Wie erfolgt die Auszahlung der periodischen Rente? (fiktives Beispiel)

Marcel ist 63 Jahre alt und wird am 1. September 2020 in die gesetzliche (vorzeitige) Pension eintreten. Er hat keine 45 Laufbahnjahre. Seine Versorgungsrücklage beläuft sich auf € 16.000,00 brutto.

Marcel erwägt, sein Zusatzpensionskapital in eine Rente umzuwandeln, und setzt sich daher telefonisch mit dem Pensionsfonds Metall OFP in Verbindung. Marcel erhält vom Pensionsfonds Metall OFP ein Dokument, in dem er aufgefordert wird, seine Entscheidung, um sein Zusatzpensionskapital in eine Rente umzuwandeln, zu bestätigen. Marcel sendet dieses Dokument zusammen mit einem Formular D3 und den angeforderten Anlagen an den Pensionsfonds Metall OFP.

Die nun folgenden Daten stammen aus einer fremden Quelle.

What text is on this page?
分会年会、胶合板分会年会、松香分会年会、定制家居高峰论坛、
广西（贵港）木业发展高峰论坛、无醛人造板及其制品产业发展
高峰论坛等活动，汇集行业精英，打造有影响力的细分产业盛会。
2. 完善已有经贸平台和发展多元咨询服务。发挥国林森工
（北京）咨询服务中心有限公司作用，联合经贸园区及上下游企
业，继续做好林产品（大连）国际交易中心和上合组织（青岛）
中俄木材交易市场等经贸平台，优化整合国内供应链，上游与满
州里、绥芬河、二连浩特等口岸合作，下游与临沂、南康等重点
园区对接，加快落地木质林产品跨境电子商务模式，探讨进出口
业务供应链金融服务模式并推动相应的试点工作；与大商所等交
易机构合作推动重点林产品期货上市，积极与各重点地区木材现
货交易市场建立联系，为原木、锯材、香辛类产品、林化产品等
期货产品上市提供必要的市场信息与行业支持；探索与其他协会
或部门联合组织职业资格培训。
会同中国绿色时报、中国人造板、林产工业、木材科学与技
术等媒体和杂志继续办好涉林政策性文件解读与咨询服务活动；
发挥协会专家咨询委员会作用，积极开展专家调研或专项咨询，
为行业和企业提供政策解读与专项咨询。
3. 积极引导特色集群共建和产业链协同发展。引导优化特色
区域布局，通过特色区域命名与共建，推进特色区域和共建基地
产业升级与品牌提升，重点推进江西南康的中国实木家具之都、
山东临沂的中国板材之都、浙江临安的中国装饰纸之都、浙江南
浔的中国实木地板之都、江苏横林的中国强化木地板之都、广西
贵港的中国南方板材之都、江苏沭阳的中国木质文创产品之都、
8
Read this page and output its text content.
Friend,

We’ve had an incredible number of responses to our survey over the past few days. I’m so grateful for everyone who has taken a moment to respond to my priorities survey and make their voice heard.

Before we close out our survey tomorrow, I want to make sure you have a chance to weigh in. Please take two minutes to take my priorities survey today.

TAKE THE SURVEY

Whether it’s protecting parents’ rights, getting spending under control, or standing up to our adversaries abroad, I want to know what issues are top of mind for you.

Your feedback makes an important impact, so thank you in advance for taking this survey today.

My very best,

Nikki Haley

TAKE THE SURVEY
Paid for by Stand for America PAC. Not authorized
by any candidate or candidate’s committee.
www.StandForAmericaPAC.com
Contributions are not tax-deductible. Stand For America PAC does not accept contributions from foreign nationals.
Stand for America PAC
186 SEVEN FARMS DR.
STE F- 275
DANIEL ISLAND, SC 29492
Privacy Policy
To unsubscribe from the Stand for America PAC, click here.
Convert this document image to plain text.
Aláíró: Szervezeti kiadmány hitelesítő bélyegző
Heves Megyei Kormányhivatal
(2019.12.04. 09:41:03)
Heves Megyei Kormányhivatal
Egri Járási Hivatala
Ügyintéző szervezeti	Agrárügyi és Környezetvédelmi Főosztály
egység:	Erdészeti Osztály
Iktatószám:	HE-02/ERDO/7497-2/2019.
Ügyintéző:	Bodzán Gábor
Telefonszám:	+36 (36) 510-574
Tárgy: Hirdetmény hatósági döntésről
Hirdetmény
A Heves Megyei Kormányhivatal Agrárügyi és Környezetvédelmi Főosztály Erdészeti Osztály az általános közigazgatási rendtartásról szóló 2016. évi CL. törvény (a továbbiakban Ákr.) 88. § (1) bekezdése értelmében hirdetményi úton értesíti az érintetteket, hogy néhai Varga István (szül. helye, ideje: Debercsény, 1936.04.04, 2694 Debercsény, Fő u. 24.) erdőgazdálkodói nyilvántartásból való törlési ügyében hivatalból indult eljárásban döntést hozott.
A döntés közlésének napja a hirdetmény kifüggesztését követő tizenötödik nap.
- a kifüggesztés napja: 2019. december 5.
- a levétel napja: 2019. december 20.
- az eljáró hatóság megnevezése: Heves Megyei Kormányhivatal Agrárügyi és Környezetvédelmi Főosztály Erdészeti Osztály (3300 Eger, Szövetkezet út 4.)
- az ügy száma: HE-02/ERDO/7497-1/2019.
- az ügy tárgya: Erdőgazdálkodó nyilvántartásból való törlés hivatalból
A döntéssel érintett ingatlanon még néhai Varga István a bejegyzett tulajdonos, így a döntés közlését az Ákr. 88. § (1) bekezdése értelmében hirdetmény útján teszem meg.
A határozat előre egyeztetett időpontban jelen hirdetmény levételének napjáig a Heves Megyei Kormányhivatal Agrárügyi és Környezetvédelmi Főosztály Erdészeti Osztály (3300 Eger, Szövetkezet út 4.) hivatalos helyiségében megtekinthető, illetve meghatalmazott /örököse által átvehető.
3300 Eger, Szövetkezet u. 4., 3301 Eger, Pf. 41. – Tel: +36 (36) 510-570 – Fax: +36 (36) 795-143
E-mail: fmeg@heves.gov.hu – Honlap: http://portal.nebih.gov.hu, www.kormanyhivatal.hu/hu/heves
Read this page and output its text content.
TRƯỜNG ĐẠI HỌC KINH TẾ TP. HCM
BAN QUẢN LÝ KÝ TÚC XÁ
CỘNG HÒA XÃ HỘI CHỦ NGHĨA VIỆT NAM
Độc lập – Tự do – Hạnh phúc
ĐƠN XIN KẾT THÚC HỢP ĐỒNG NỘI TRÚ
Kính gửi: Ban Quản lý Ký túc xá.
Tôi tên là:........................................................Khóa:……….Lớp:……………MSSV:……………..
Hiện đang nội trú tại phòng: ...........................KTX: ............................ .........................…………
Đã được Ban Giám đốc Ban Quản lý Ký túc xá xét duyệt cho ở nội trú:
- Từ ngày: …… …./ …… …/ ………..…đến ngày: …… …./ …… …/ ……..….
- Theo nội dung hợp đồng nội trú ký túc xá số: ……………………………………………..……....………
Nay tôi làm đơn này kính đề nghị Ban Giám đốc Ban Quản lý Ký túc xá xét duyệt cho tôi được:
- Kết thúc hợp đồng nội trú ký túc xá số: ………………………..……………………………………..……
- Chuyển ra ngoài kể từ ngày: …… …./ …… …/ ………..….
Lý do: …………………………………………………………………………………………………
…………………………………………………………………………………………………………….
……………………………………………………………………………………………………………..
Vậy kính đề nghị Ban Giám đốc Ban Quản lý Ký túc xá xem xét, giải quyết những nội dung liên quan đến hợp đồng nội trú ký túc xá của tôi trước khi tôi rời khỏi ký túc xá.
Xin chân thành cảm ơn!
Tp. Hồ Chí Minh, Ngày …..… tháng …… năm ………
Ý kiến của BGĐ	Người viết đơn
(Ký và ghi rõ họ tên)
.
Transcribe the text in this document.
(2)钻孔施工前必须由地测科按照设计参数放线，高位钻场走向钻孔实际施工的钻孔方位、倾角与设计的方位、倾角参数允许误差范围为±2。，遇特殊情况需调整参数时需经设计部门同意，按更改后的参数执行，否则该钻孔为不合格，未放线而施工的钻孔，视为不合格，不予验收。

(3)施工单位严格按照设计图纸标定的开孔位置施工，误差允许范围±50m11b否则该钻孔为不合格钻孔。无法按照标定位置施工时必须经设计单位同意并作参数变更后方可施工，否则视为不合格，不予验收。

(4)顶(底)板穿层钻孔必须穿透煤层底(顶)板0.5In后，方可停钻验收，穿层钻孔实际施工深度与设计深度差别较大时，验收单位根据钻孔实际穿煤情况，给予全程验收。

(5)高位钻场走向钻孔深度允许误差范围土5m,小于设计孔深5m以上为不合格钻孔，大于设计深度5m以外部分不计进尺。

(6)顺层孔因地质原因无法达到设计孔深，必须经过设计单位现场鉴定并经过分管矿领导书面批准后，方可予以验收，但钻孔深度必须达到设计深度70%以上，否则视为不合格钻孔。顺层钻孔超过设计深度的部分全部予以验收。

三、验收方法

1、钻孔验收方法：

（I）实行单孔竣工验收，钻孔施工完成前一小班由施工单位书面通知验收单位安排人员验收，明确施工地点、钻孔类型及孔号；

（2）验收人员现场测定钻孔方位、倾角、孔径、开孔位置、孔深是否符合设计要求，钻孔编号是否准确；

Der Pensionsfonds Metall OFP wandelt anschließend sein Bruttokapital in eine vierteljährliche Rente um:

Bruttokapital 16.000,00 €
Umwandlung in Nettokapital 12.727,68 €
Rente/Vierteljahr 170,43 €

Marcel erhält vom Pensionsfonds Metall OFP sein Leben lang am Ende eines jeden Quartals € 170,43 auf seinem Konto.

Ein Jahr nach der Umwandlung seines Kapitals in eine Rente erhält er vom Pensionsfonds Metall OFP eine Steuerkarte 281.11 für das Ausfüllen seiner Steuererklärung. Schließlich muss er über seine Erklärung der Einkommenssteuer der natürlichen Personen auch das kommunale Zuschlagshundertstel (der Prozentsatz hängt von der Gemeinde/Stadt ab, in der er wohnt) zahlen.

Künftig erhält er vom Pensionsfonds Metall OFP jedes Jahr eine Steuerkarte 281.40 für den Mobiliensteuervorabzug, den er möglicherweise auf diese Rente zu zahlen hat. Schließlich muss Marcel sein Leben lang einen jährlichen Mobiliensteuervorabzug von 30 % auf 3 % des Nettokapitals zahlen. Dazu fallen auch die kommunalen Zuschlagshundertstel an.

Diese Rente ist nicht übertragbar. Sollte Marcel am 2. November 2020 sterben, erfolgt vom PMF OFP nur eine Zahlung von € 170,43. Seine Ehefrau wird nichts mehr erhalten.

Diese Rente wird zudem nicht angepasst. Das heißt, wenn Marcel 100 Jahre alt werden würde, würde diese Bruttorente/Quartal weiterhin € 170,43 betragen.